Cafer Tayyar Paşa ile görüştüğünü aktaran Raif Karadağ, Musul’un 1927’de İngiliz Mandasından kurtarıldığını, bunu savaş sebebi ilan eden İngiltere'nin blöfünün ardından Musul’daki generale Ankara’dan telgrafla ‘çekilme’ talimatı verildiğini belirtti.
Devlet tarafından Musul ve Türk petrollerini araştırırken şüpheli bir şekilde otel odasında ölü bulunan Raif Karadağ’ın doktoruna göre, savcılığın açıkladığı gibi Karadağ bir kalp kriziyle değil zehirlenerek öldürüldü.
1926 Ankara anlaşması ile elden çıkan Musul ise, 1927’de sınırdaki bir isyanı bahane eden 7. Kolordu Komutanı tarafından tekrar İngiliz mandasından kurtarılmış.
Musul’a inen komutanla görüşen Raif Karadağ’ın raporuna göre de, ‘İngiltere bunu savaş sebebi ilan edince, Musul’daki generale Ankara’dan telgrafla ‘çekilme’ talimatı verildi.
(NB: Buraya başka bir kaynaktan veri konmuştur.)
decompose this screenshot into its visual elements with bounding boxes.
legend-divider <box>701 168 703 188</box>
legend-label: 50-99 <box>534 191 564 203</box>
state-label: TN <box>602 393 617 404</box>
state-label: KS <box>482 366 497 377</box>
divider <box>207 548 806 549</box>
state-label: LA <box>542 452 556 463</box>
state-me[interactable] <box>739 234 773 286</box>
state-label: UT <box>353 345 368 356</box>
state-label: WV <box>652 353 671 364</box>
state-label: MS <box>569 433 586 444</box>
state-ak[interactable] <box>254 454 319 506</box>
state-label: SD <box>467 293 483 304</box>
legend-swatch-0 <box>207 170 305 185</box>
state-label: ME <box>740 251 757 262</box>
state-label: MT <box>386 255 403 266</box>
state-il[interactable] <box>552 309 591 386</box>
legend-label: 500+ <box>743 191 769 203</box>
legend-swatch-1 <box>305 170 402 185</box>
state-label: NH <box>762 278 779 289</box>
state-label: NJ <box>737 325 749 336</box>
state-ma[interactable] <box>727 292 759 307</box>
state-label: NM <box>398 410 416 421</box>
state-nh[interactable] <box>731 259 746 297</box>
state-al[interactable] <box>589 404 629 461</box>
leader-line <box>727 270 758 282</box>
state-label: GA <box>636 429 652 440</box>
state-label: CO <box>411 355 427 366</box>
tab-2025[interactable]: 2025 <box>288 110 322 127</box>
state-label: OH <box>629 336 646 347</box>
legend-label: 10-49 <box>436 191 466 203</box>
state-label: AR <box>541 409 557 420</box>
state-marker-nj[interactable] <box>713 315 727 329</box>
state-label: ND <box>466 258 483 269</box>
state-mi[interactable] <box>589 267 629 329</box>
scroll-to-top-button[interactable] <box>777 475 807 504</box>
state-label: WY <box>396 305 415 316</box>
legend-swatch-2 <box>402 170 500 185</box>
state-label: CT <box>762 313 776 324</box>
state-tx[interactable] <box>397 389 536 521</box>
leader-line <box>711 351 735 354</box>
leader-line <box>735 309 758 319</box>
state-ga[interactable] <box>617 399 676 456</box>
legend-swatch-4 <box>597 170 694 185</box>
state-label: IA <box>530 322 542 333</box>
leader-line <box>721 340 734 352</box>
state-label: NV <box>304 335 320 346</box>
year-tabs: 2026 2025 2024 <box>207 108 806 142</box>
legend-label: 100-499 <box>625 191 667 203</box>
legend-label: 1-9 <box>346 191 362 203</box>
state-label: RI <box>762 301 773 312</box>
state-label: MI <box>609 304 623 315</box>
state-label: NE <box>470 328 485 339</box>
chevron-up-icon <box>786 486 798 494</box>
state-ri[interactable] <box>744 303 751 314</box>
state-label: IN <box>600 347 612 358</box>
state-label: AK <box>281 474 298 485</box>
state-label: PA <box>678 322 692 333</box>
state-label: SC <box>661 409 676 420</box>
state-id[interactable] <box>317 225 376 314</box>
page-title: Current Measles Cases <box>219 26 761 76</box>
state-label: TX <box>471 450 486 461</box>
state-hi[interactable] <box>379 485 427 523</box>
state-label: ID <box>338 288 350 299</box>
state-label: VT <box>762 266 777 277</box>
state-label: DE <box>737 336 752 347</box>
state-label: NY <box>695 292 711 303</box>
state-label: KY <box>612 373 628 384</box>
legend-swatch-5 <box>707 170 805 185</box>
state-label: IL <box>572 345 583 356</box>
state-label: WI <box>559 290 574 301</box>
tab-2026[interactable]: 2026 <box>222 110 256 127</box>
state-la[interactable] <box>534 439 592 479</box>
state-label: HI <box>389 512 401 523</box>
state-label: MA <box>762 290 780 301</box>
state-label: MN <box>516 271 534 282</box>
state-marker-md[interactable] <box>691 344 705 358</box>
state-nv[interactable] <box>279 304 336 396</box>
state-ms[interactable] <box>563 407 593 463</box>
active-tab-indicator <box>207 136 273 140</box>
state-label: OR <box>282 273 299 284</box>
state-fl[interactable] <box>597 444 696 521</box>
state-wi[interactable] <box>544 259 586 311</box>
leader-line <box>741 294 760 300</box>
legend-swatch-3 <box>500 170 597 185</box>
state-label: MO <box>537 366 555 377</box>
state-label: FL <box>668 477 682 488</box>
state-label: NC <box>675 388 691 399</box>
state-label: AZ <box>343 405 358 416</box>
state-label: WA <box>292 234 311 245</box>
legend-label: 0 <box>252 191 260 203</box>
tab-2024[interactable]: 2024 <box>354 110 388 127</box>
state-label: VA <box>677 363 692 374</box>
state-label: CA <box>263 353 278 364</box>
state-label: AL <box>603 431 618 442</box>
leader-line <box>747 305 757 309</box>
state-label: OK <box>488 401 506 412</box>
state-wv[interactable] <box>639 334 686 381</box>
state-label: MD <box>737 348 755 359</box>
Türk General Cafer Tayyar Eğilmez ‘Musul’u bırakmam’ diye direnince görevden azledildi.
RAPORU İSTİYORLAR
Star gazetesinin üç gündür yayınladığı ‘Musul Dosyası’nda, esrarengiz ölümüyle dikkat çeken Raif Karadağ’ın oğlu Murat Karadağ, kendisini arayan isimlerin ‘Babanızın raporu elinizde mevcutsa veya rapora ilişkin bir belge ve bilgi varsa, bunların hükümete sunulabileceğini’ söylediğini aktardı.
Babası Raif Karadağ’ın, Lozan ve Ankara Anlaşması süreci ile Musul petrollerine ilişkin yazılarını bizimle paylaşan Murat Karadağ’ın aktardığı bilgilere göre isi, Musul 1926’da Irak’a bağlandıktan sadece bir yıl sonra Türkiye sınırlarına yeniden dahil edilebilirdi.
Raif Karadağ’ın, 1927’de Musul’u ele geçiren Komutan Cafer Tayyar Paşa ile yaptığı görüşmeden aktardığı bilgiler, tarihi vesika gibi:
BİR BLÖF İLE KAYBETTİK
“Yeni devletin güney hudutları civarında, 1927 yılında çıkan bir Nasturî isyanını bastırmak için görevlendirilen yedinci kolordu, Diyarbakır birliklerinin de takviyesiyle tam mevcutlu bir ordu hâline getirildi. Bu kuvvet, Cafer Tayyar Eğilmez’in emrine verildi.
Bu harekât Musul’a bir emr-i vaki için mükemmel bir fırsat vermişti. Gazi Mustafa Kemal Paşa, Mareşal Fevzi Çakmak ve Cafer Tayyar Paşa arasında bu emr-i vaki gerçekleştirecek müzakereler yapıldı ve tam bir mutabakata da varıldı.
Nasturî harekâtını büyük bir süratle tamamlayan Cafer Tayyar Eğilmez Paşa’nın kumandasındaki birlikler bir anda Musul’a iniverdi. Paşa’nın bizzat ağzından dinlediklerim: 1927 yılında cereyan eden bu işgal üzerine İngiltere Ankara’ya sert bir nota verdi ve takip etti.
Bir an geldi ki Ankara, Musul’u tahliyeye karar verdi. Bu karar, kolordu kumandanı sıfatı ile Cafer Tayyar Paşa’ya bildirildiği vakit o âdeta şaşırdı, şoke oldu.
Musul’dan hiç çıkmak istemedi, İngiliz notalarının blöf olduğunu tekrarlayıp durdu.
Cafer Tayyar Paşa iddialarında haklı idi. İngilizler hakikaten blöf yapıyorlardı. Ve yalnız Musul için yeni bir harbi göze alabilecekleri de çok şüpheli idi.
Cafer Paşa direnince telgrafla Ankara’ya çağrıldı. Musul’u korumakta direnince, görevden azledildi.”
ZEHİRLENEREK ÖLDÜRÜLDÜ
Musul araştırmacısı Raif Karadağ’ın ölü bulunduğu otel odasında, olayı inceleyen savcı ve aile doktoru ile kendisi arasında geçen münakaşaları anlatan Murat Karadağ, babasının resmi açıklamalardaki ‘Kalp yetmezliğinden öldü’ iddialarının aksine uzman doktorlara göre nı otel odasında ‘zehirlenerek öldürüldü’.
Murat Karadağ, şunları söyledi: “Savcı, babamın kalp yetmezliğinden ölüm raporuna gerekçe olarak, vücudunun bir bölümündeki morartıyı delil olarak gösterdi.
Ancak babamın orta okuldan sınıf arkadaşı ve aile doktoru olan Kartal Baştabibi Yavuz Bey rapora baktığında şoke oldu. Yavuz Bey ‘Murat, babanla olan dostluğumuz bakidir.
Kalp hastası olsa benim mutlaka haberim olurdu. Onun birileri tarafından zehirlenerek öldürüldüğünü düşünüyorum’ dedi.”